The American girl is past-mistress in the art of turning to account her little capital of beauty, youth, and virtue. To bring about the realisation of a dream, she knows how to employ all love's artillery, and if the object of her desire is recalcitrant, she can fire red-hot balls.

The late Alfred Assollant told how an American girl succeeded in making a young English lord marry her. In certain States of the Union it is sufficient to pass the night with a woman to be declared her husband by the law in the morning. This damsel, it appears, invited the young lord to sup in her own room. This is done, or was done, in certain parts of America, and morals were perhaps none the worse for it. The bait took, and at supper the scion of a lordly house got tipsy and went to sleep in the maiden's room, all ignorant of the law.

At daybreak there is a knocking at the door. Tableau! The fair one, all tearful and dishevelled, unbolts it, and ushers in the minister, who comes followed by the girl's parents and two witnesses, who are in the plot. The young lord in vain protests his innocence; he is married then and there, and the damsel only consents to his departure after having been bribed by a sum of a hundred thousand dollars.

Here is another story of the same stamp, which I heard told in America. It is not more authentic than Alfred Assollant's, but that which is very certain is that such an anecdote could not originate outside America. There are two kinds of truth: the truth that is true and the truth that might be true; in other words, there is truth to fact as well as truth to fiction.

This is the story, just as it was told:

An American girl adored a rich, handsome young fellow, who unhappily did not respond to her flame. One fine day a luminous idea occurs to her. She pretends to be ill, and sends to the young man to say she would like to see him. He hurries to the home of the fair invalid, who receives him lying on a sofa. She avows her love, and begs him to give her one kiss and bid her a long adieu. The swain bends over the sofa. The young lady encircles his neck with her arms, draws his head down, and imprints a long, lingering kiss on his lips. During this time, a photographer, hidden behind the hangings of the room, had his camera turned on the young couple. Next day the cunning lass sent her unconscious dupe a negative of the touching little scene of the day before, asking how many copies she should get printed.
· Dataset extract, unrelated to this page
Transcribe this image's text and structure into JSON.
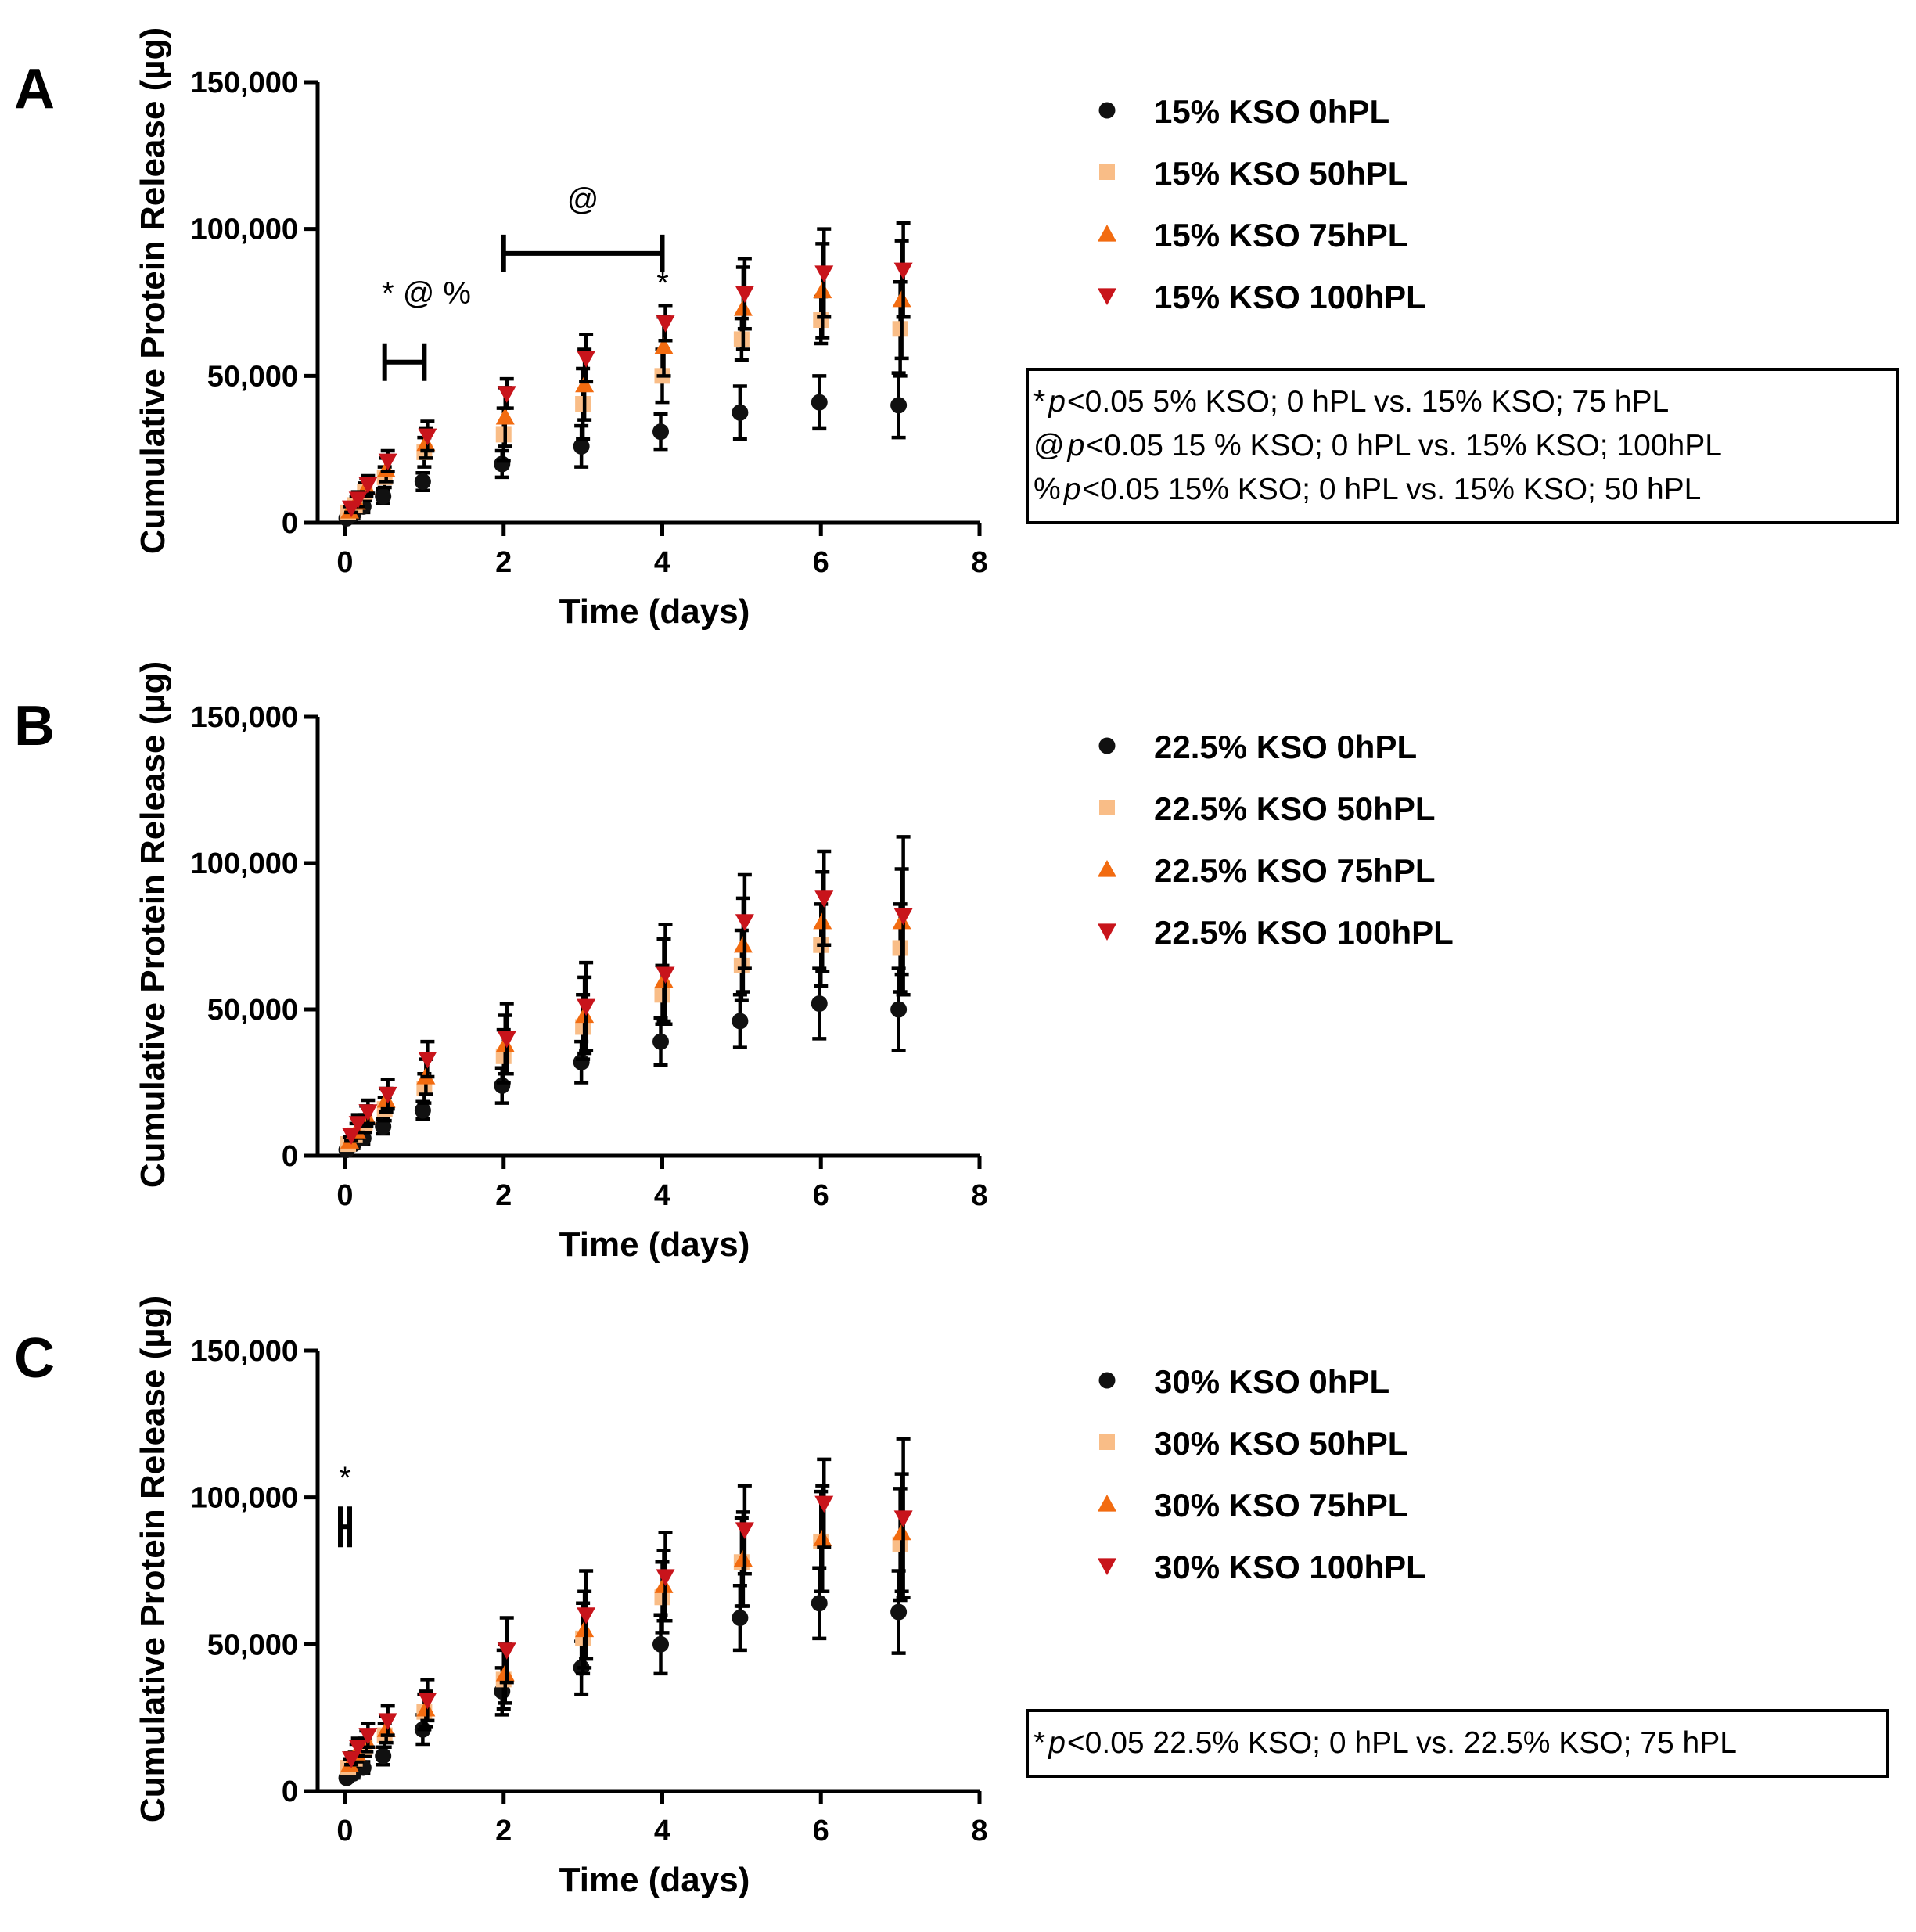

In face of the betraying collodion, and to save his honour, the youth saw that there was but one thing to be done, and that was to walk to the altar, which he did without a murmur.

So much for caricature, or, if you prefer it, for the truth that is not true.

To return to strict verity, it is perfectly certain that an American girl does not fear to let a man understand that she loves him, and that, if need be, she lets no false modesty prevent her from telling him so. Bettina, in "L'Abbé Constantin," divines that Jean Reynaud loves her, but that he is scrupulous about avowing it, and, in order to avoid her, asks to be sent to join another garrison. She comes to him frankly. She knows that Jean will not make the advances, and she does it instead. The scene is as true to American life as it is pretty. It is the faithful portrait of an American girl, a perfect photograph: one of those artistic photographs that M. Ludovic Halévy is so clever at.